Spiked ball like Ivy flowers supply pollen and nectar and bees use this to supplement their honey stores for winter. At this time beekeepers are feeding honeybees, having stolen some natural honey beeks feed the bees with sugar syrup so that they have enough stores of honey to get them through winter. This autumn feed is not just to get them over Christmas but well into March.

Given enough stores the queen would start to lay in February, so new bees have hatched and are ready to forage when the first sources of food are available, early Plum, Hazel and Willow catkins, Crocus flowers etc. say around the end of March and the queen will only lay if there is sufficient stores for bees to consume and generate heat to keep brood warm (30 deg C). Therefore, we must supply syrup early enough for bees to convert this to “bakers honey” and cap it ready and accessible for use.

Bees in summer live about 6 weeks after hatching, 3 weeks in the hive undertaking instinctive tasks and then 3 weeks foraging, literally working themselves to death. Around now the queen is laying winter bees, these are the same as summer bees but when they emerge there is little or no forage so they live of the stores built up by previous bees and since the winter bees don’t have to forage they survive longer inside the hive and will nurse new brood in the early spring.

Honeybee with pollen foraging on Ivy, I’m not sure if bees forage for pollen, nectar or both when flying, they are species specific on each flight in order to discharge their pollinating obligation so will not visit different flower species on a single flight. Bees also visit buds of tree flower and leaf to gather sap which they mix with wax to form propolis a medicinal bee glue used to plug gaps in the hive.

Many pollinating insects, wasps and butterflies visit Ivy for about the last substantial forage of the year.
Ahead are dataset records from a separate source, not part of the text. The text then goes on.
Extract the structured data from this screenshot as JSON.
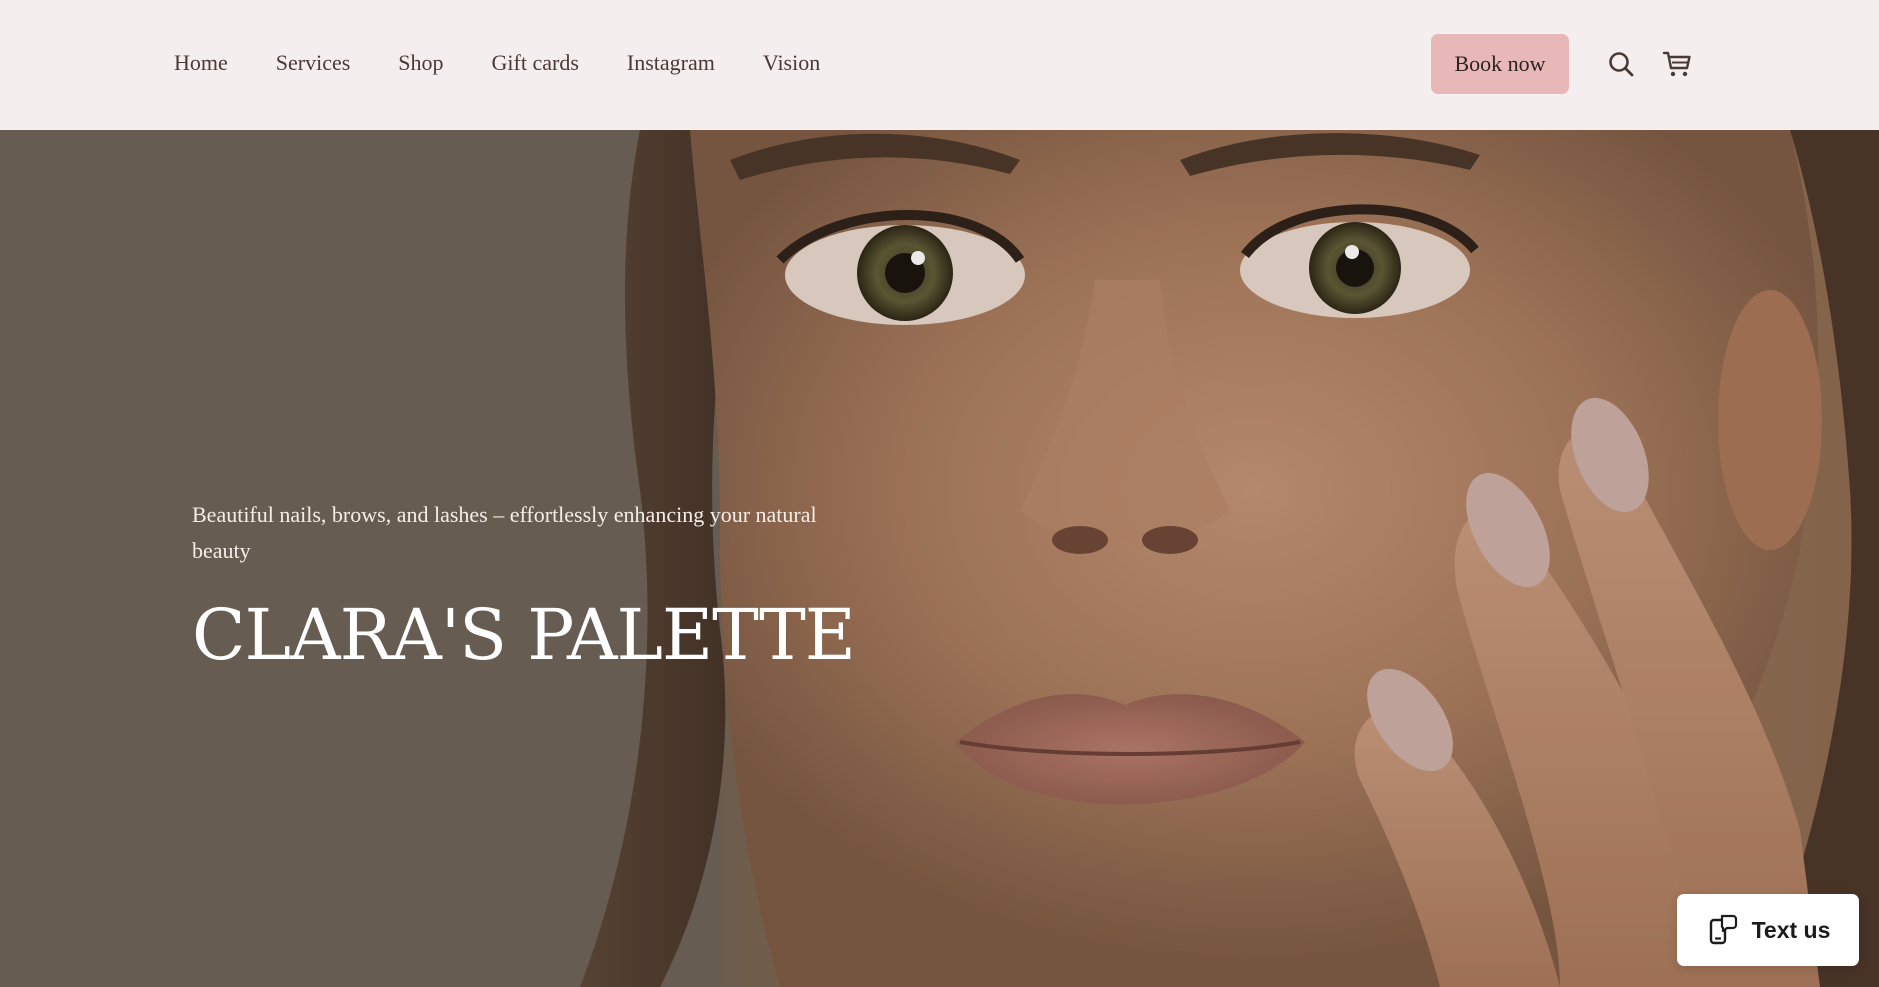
{
  "header": {
    "nav": [
      {
        "label": "Home"
      },
      {
        "label": "Services"
      },
      {
        "label": "Shop"
      },
      {
        "label": "Gift cards"
      },
      {
        "label": "Instagram"
      },
      {
        "label": "Vision"
      }
    ],
    "book_label": "Book now",
    "search_icon": "search-icon",
    "cart_icon": "cart-icon"
  },
  "hero": {
    "tagline": "Beautiful nails, brows, and lashes – effortlessly enhancing your natural beauty",
    "title": "CLARA'S PALETTE",
    "image": "close-up portrait of a woman with manicured nude nails touching her cheek"
  },
  "widget": {
    "label": "Text us",
    "icon": "message-phone-icon"
  },
  "colors": {
    "header_bg": "#f5eeee",
    "button_bg": "#e8b7b8",
    "nav_text": "#4a3a36",
    "hero_bg": "#6b6156"
  }
}
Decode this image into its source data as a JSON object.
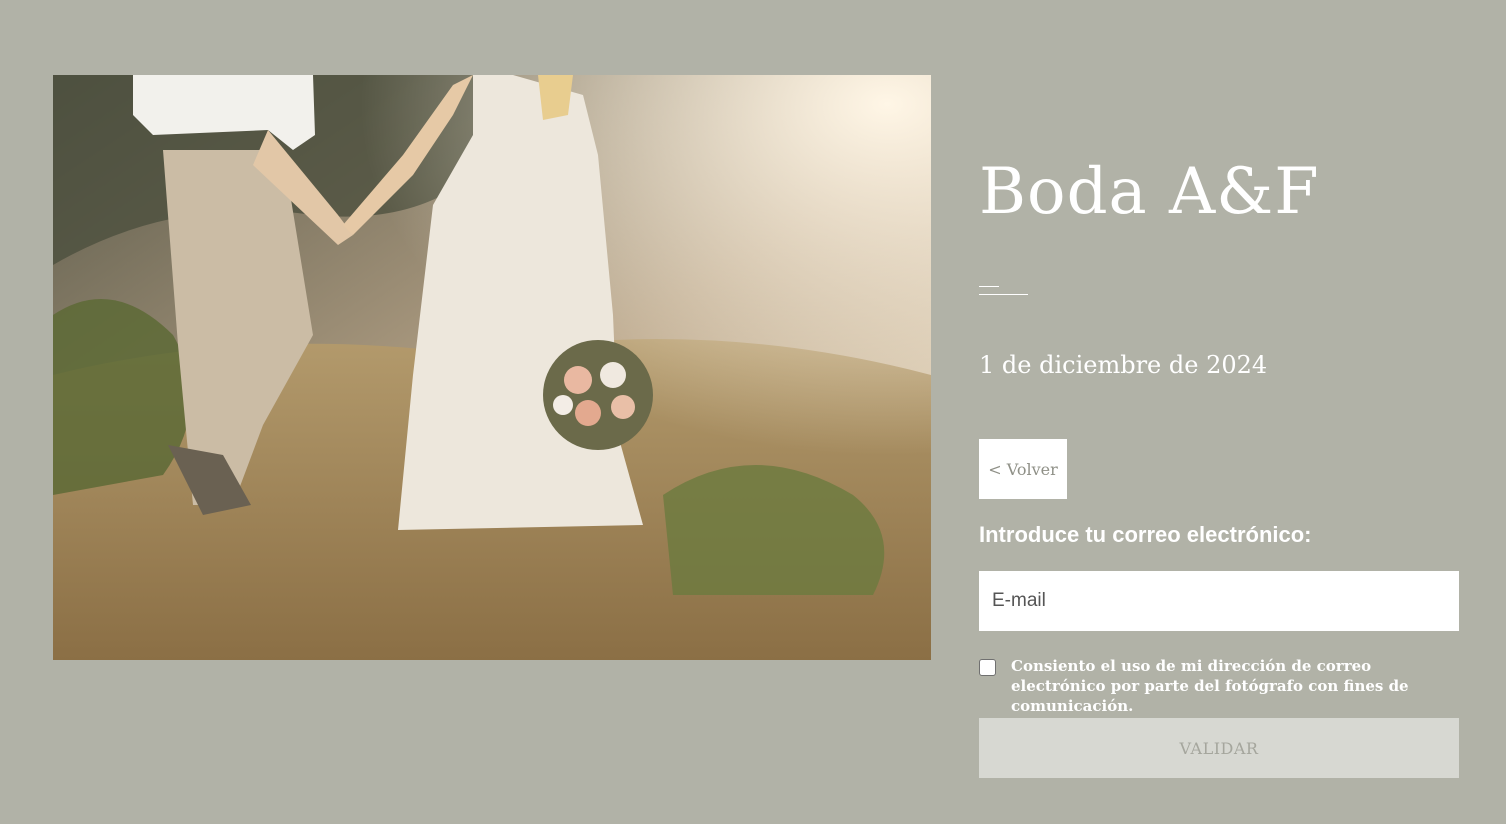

At this time we are preparing for 2020, the measures we take now effectively set the scene for next year, if we feed enough at the right time colonies emerging in the spring will have the potential to develop into strong, healthy and productive colonies during 2020. Planning is important because what at first glance is a year of forage and honey production is in fact several thin slices of timeframe when some key measures must be addressed by the beek.

Looking at the chart below, the green curve depicts the rise and fall in bee population with a peak around July, exact times vary with prevailing conditions, but the chart describes the interrelationship between events I believe. The red line represents the build up of varroa Destructor the parasitic mite.

Varroa is a major threat to bees and beekeeping, we treat for the parasite using Oxalic acid, a natural acid found in Rhubarb but as a crystal it is dangerous to humans and deadly to Varroa, yet bees appear immune to the vapour. Varroa targets drone comb and lives during its reproductive cycles under the protection of drone capping’s. Drones unintentionally distribute varroa to other colonies, as the graph suggests, at Varroa highest infestation time during late summer a time which overlaps the mating season for bees. Varroa infected drones tend to fail as mates for queen bees, this results in queens which fail to serve the needs of honeybee colonies, so it is necessary for beekeepers to anticipate varroa infestation when rearing locally adapted honeybee queens.